Let's Talk about Exfoliating...
Updated: Nov 15, 2020
We’ve just gone through the unruly effects of winter, protecting our skin from drying out and focusing on using rich, hydrating oils and moisturisers. Now it’s time to turn your attention to preparing your skin for the sunnier days ahead – exfoliation!
There are many different ways to exfoliate your skin, but it is important to know which exfoliant is best for your skin’s individual needs.
There are plenty of products on the market that can be too abrasive and actually do more harm than good…so it’s important to get a recommendation from one of our qualified beauty therapists to ensure you are using the right products to achieve the best results for your skin.
Benefits of Exfoliation
- Prepares your skin for further treatment and allow your serums and lotions to penetrate deeper
- Increases cellular turnover
- Creates an even skin tone
- Increases blood circulation and lymphatic drainage
- Stimulates collagen
Types of exfoliants and how they work
Chemicals exfoliants can come in the forms of acids or enzymes.
Let’s break it down. There are 2 types of acids used in skin care: AHA’s and BHA’s.
AHA’s, or Alpha Hydroxy Acids, such as glycolic, lactic, malic and citric acid are derived from sugary fruits, they are water soluble and they do most of their work on the superficial layer on the skin.
BHA’s, or Beta Hydroxy Acids, such as salicylic acid, are oil-soluble, meaning they can penetrate deeper into the pores. These tend to be great for acne prone skin because they clean out the excess sebum produces through your pores.

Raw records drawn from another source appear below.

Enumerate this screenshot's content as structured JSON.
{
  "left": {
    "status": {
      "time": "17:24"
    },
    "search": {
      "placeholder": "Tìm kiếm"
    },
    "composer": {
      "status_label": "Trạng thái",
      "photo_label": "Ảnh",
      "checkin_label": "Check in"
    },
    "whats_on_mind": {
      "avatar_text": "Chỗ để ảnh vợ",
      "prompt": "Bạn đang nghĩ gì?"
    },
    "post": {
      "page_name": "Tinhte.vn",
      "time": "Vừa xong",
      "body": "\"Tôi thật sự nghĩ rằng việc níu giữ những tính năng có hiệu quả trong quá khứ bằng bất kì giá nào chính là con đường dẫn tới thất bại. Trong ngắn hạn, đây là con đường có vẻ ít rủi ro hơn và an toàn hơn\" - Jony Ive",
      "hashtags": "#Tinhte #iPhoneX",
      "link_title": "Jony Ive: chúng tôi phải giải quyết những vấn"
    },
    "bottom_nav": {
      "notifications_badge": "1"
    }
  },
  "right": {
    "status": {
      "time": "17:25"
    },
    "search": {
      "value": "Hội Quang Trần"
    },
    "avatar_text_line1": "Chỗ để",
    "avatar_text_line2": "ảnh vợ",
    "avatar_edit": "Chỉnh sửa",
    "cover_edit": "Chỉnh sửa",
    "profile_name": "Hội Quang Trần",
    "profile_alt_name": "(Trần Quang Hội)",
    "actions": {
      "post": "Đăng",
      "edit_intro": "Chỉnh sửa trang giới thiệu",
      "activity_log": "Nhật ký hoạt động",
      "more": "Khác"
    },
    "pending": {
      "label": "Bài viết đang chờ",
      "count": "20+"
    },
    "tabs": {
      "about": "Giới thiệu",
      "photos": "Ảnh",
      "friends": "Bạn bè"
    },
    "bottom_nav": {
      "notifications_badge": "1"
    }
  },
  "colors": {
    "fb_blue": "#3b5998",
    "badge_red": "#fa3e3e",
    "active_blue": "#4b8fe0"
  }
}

Both types of Hydroxy Acids speed up cell turnover, which slows with age. They both can help reduce pigmentation, fine lines, wrinkles and more. Don’t get too carried away when introducing a chemical exfoliant into your skincare regime as over-use will damage the skins barrier function, leaving your skin red, irritated and dry.
Particularly if you’re a sensitive skin type, you must ensure you are introducing this product slowly to ease your skin into it.
Sun protection is a MUST when using AHA’s and BHA’s as the effects make your skin much more sensitive to the sun. Apply sunscreen daily to avoid sun damage, age spots and pre-mature ageing.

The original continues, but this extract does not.